There’s no question Microsoft’s dominant position in the cloud would provide Workday with the resources it needs to keep growing at 50% or more each year.

“Microsoft has talked about its large ambitions in business apps, but we note that Dynamics has around $2.5 billion run-rate revenue vs. applications product revenue of $20 billion at SAP (NYSE:SAP), $13 billion at Salesforce (NYSE:CRM), and $11 billion at Oracle (NYSE:ORCL),” RBC Capital Markets analyst Matthew Hedberg said in a recent report. “Furthermore, by acquiring Workday, Microsoft would add another asset that can heavily leverage the Azure cloud infrastructure.”

Microsoft has $32 billion in free cash flow to make this deal happen.

Certainly, there are other cheaper alternatives to WDAY stock such as Ceridian HCM (NYSE:CDAY), a company whose stock I recommended in May, in large part because of its CEO, David Ossip, who’s done a masterful job growing its business.

However, Ceridian HCM’s annual revenue is one-third Workday’s; it wouldn’t deliver as much of a boost to Microsoft’s top- and bottom line, not to mention its trajectory of growth.

Workday Stock and LinkedIn

Were Microsoft to gobble up Workday, it would become the largest acquisition in the company’s storied history.

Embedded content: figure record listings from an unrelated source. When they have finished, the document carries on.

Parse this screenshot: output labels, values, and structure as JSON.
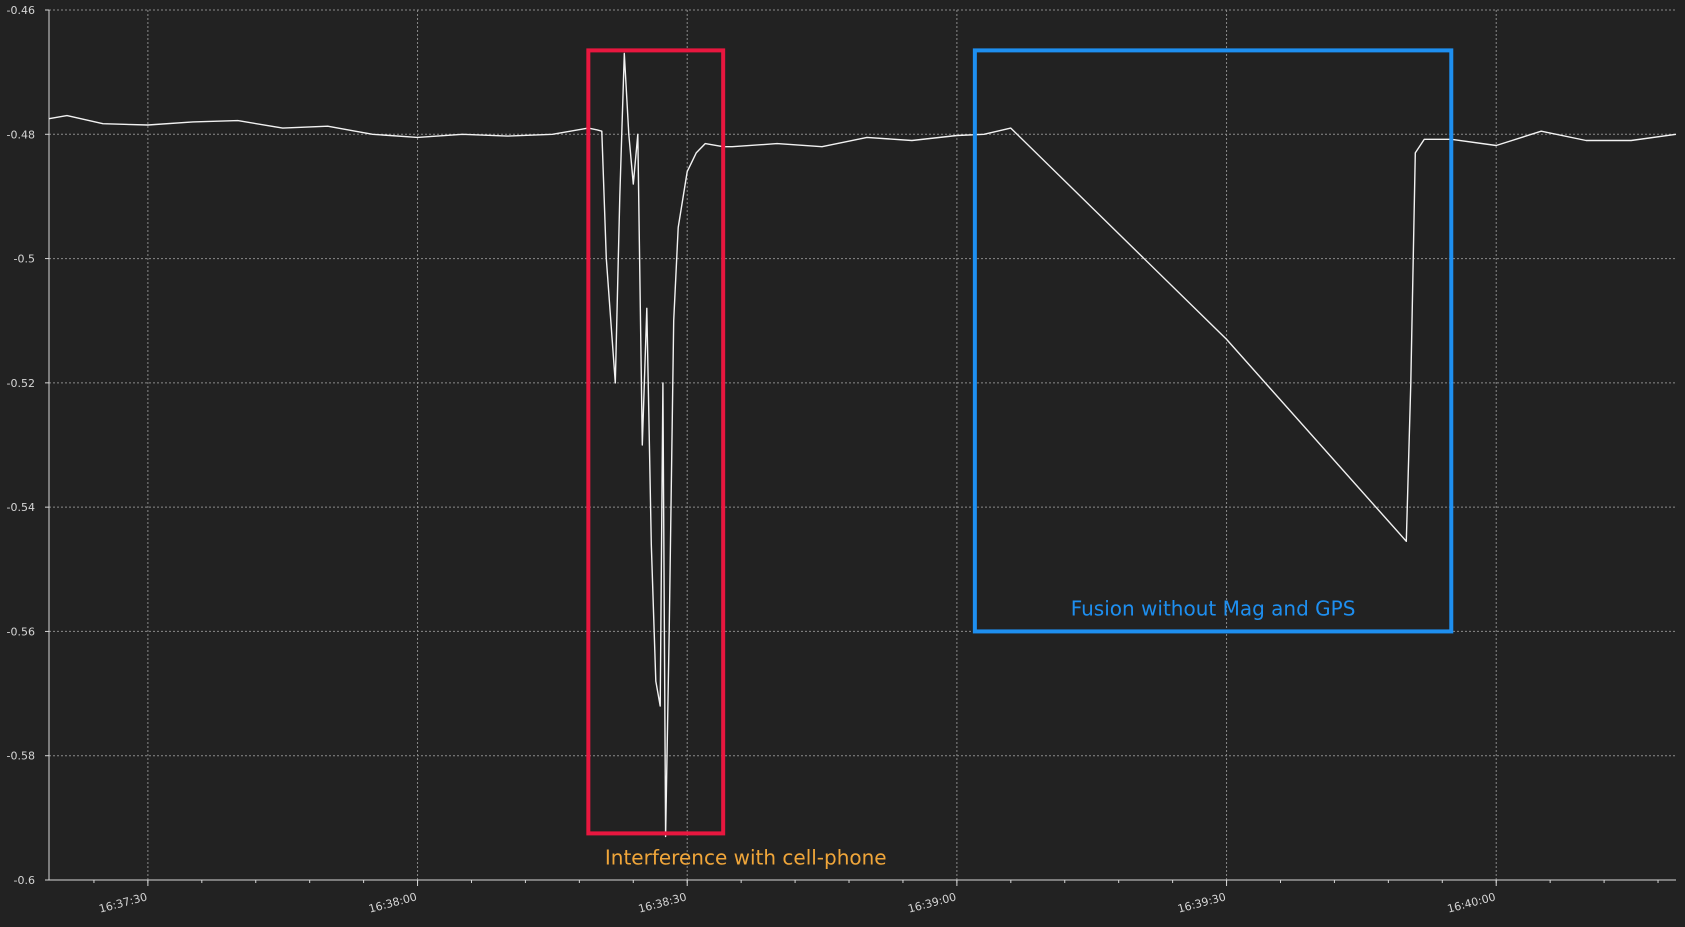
{
  "chart_data": {
    "type": "line",
    "title": "",
    "xlabel": "",
    "ylabel": "",
    "grid": true,
    "colors": {
      "background": "#222222",
      "grid": "#8a8a8a",
      "line": "#f2f2f2",
      "axis": "#d6d6d6",
      "annotation_red": "#e8173f",
      "annotation_blue": "#1e8ff0",
      "annotation_text_orange": "#f0a63a",
      "annotation_text_blue": "#1e8ff0"
    },
    "xlim": [
      "16:37:19",
      "16:40:20"
    ],
    "ylim": [
      -0.6,
      -0.46
    ],
    "y_ticks": [
      -0.46,
      -0.48,
      -0.5,
      -0.52,
      -0.54,
      -0.56,
      -0.58,
      -0.6
    ],
    "y_tick_labels": [
      "-0.46",
      "-0.48",
      "-0.5",
      "-0.52",
      "-0.54",
      "-0.56",
      "-0.58",
      "-0.6"
    ],
    "x_ticks": [
      "16:37:30",
      "16:38:00",
      "16:38:30",
      "16:39:00",
      "16:39:30",
      "16:40:00"
    ],
    "x_minor_tick_seconds": 6,
    "series": [
      {
        "x": [
          "16:37:19",
          "16:37:21",
          "16:37:25",
          "16:37:30",
          "16:37:35",
          "16:37:40",
          "16:37:45",
          "16:37:50",
          "16:37:55",
          "16:38:00",
          "16:38:05",
          "16:38:10",
          "16:38:15",
          "16:38:19",
          "16:38:20",
          "16:38:20.5",
          "16:38:21",
          "16:38:22",
          "16:38:22.5",
          "16:38:23",
          "16:38:23.5",
          "16:38:24",
          "16:38:24.5",
          "16:38:25",
          "16:38:25.5",
          "16:38:26",
          "16:38:26.5",
          "16:38:27",
          "16:38:27.3",
          "16:38:27.6",
          "16:38:28",
          "16:38:28.5",
          "16:38:29",
          "16:38:30",
          "16:38:31",
          "16:38:32",
          "16:38:34",
          "16:38:35",
          "16:38:40",
          "16:38:45",
          "16:38:50",
          "16:38:55",
          "16:39:00",
          "16:39:03",
          "16:39:06",
          "16:39:30",
          "16:39:50",
          "16:39:50.5",
          "16:39:51",
          "16:39:52",
          "16:39:55",
          "16:40:00",
          "16:40:05",
          "16:40:10",
          "16:40:15",
          "16:40:20"
        ],
        "values": [
          -0.4775,
          -0.477,
          -0.4783,
          -0.4785,
          -0.478,
          -0.4778,
          -0.479,
          -0.4787,
          -0.48,
          -0.4805,
          -0.48,
          -0.4803,
          -0.48,
          -0.479,
          -0.4793,
          -0.4795,
          -0.5,
          -0.52,
          -0.49,
          -0.467,
          -0.48,
          -0.488,
          -0.48,
          -0.53,
          -0.508,
          -0.546,
          -0.568,
          -0.572,
          -0.52,
          -0.593,
          -0.56,
          -0.51,
          -0.495,
          -0.486,
          -0.483,
          -0.4815,
          -0.482,
          -0.482,
          -0.4815,
          -0.482,
          -0.4805,
          -0.481,
          -0.4802,
          -0.48,
          -0.479,
          -0.513,
          -0.5455,
          -0.52,
          -0.483,
          -0.4808,
          -0.4808,
          -0.4818,
          -0.4795,
          -0.481,
          -0.481,
          -0.48
        ]
      }
    ],
    "annotations": [
      {
        "label": "Interference with cell-phone",
        "x_range": [
          "16:38:19",
          "16:38:34"
        ],
        "y_range": [
          -0.5925,
          -0.4665
        ],
        "box_color": "#e8173f",
        "text_color": "#f0a63a"
      },
      {
        "label": "Fusion without Mag and GPS",
        "x_range": [
          "16:39:02",
          "16:39:55"
        ],
        "y_range": [
          -0.56,
          -0.4665
        ],
        "box_color": "#1e8ff0",
        "text_color": "#1e8ff0"
      }
    ]
  }
}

Acquisitions of any size are tough to make work because the synergies and savings projected often don’t materialize. In addition, the merging of cultures fails to click, creating a situation where 1 + 1 = 1.5 rather than 3. The larger the acquisition, the more likely these two conditions come into play.

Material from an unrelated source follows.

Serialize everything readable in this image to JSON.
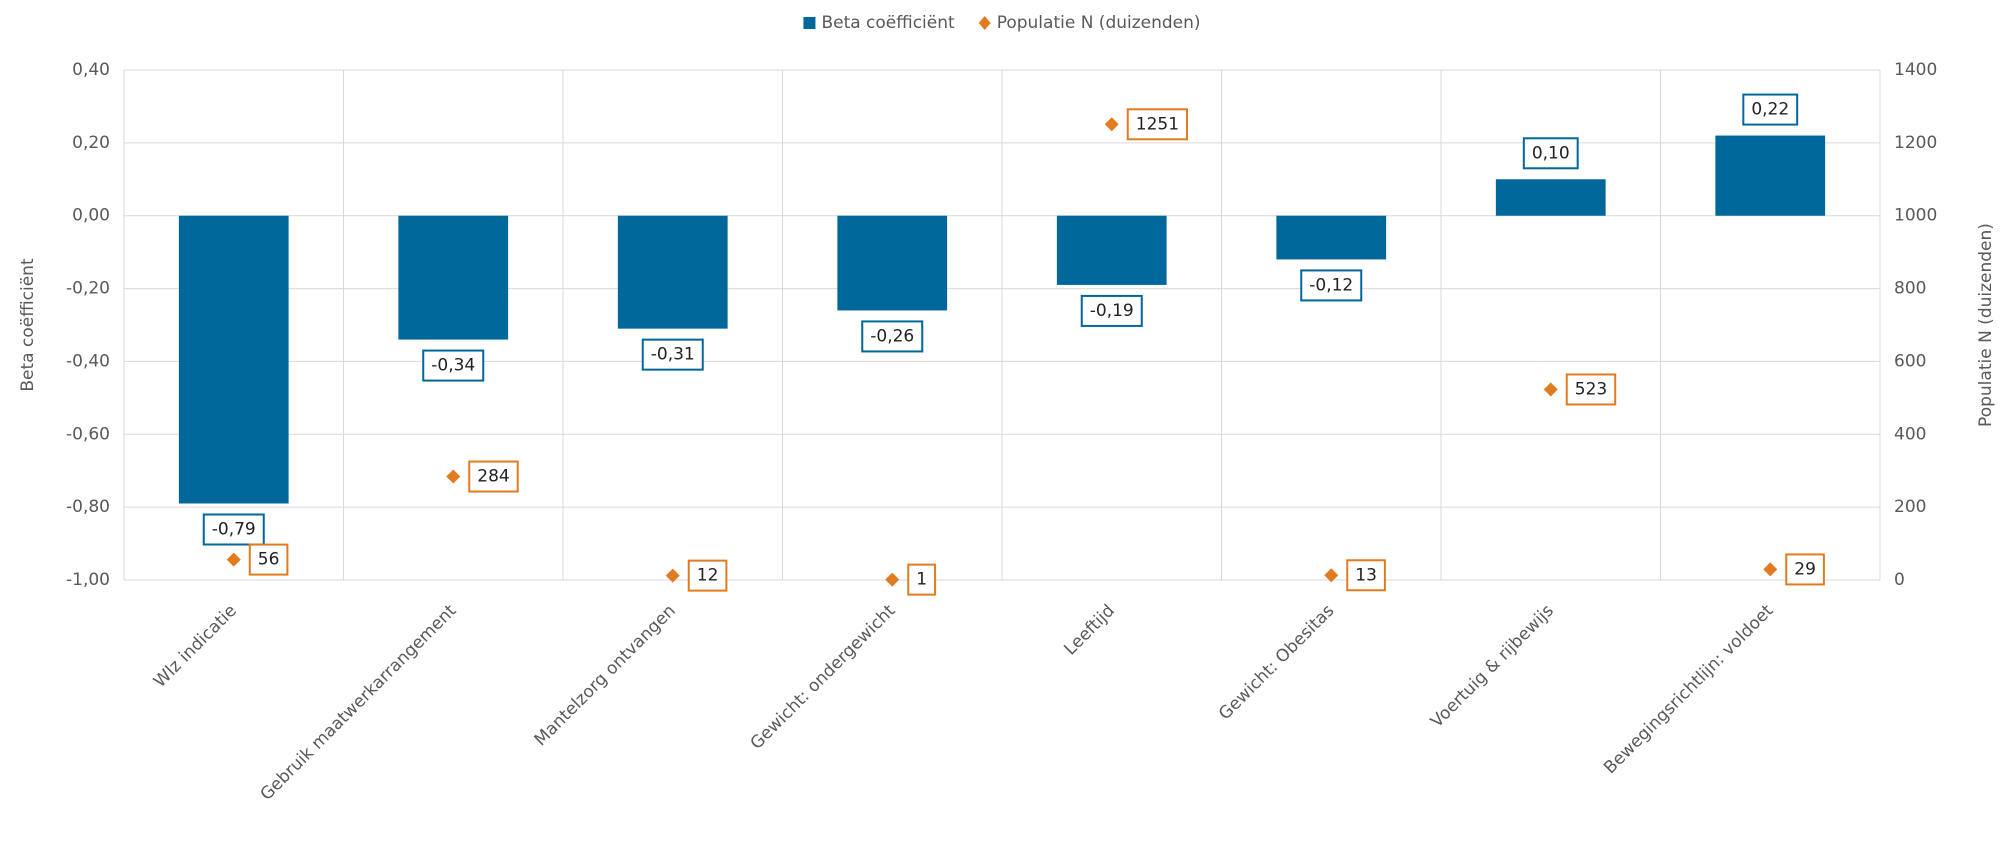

In other words, every deal’s odds of going south is higher than you might think. Investors felt that way about LinkedIn back in 2016.  

Here’s just one example:

“Let’s put aside the fact that this is almost four times as much as the company paid for its dismal Nokia deal,” wrote VentureBeat contributor Chris O’Brien in June 2016. “Microsoft bought Yammer in 2012 for $1.2 billion and Skype before that for $8.5 billion. How many enterprise-type communication platforms does one company need?”


In December, InvestorPlace’s James Brumley discussed LinkedIn’s integration with Office 365, providing insight into the many ways Microsoft is adding value for its users.

“Office 365 subscribers and LinkedIn users are likely to be well-aware of the fact that the two platforms now work as one,” Brumley wrote Dec. 17. “The company’s Outlook e-mail software seamlessly connects with LinkedIn’s data, giving LinkedIn’s users quick and easy access to their Outlook contacts. The connection even allows LinkedIn users to collaborate on Office 365 documents.”

Microsoft’s figured out how to integrate apps and platforms into its existing business. Adding WorkDay to the mix shouldn’t be too difficult given its experience with LinkedIn. 

Lessons learned.

As of this writing, Will Ashworth did not hold a position in any of the aforementioned securities.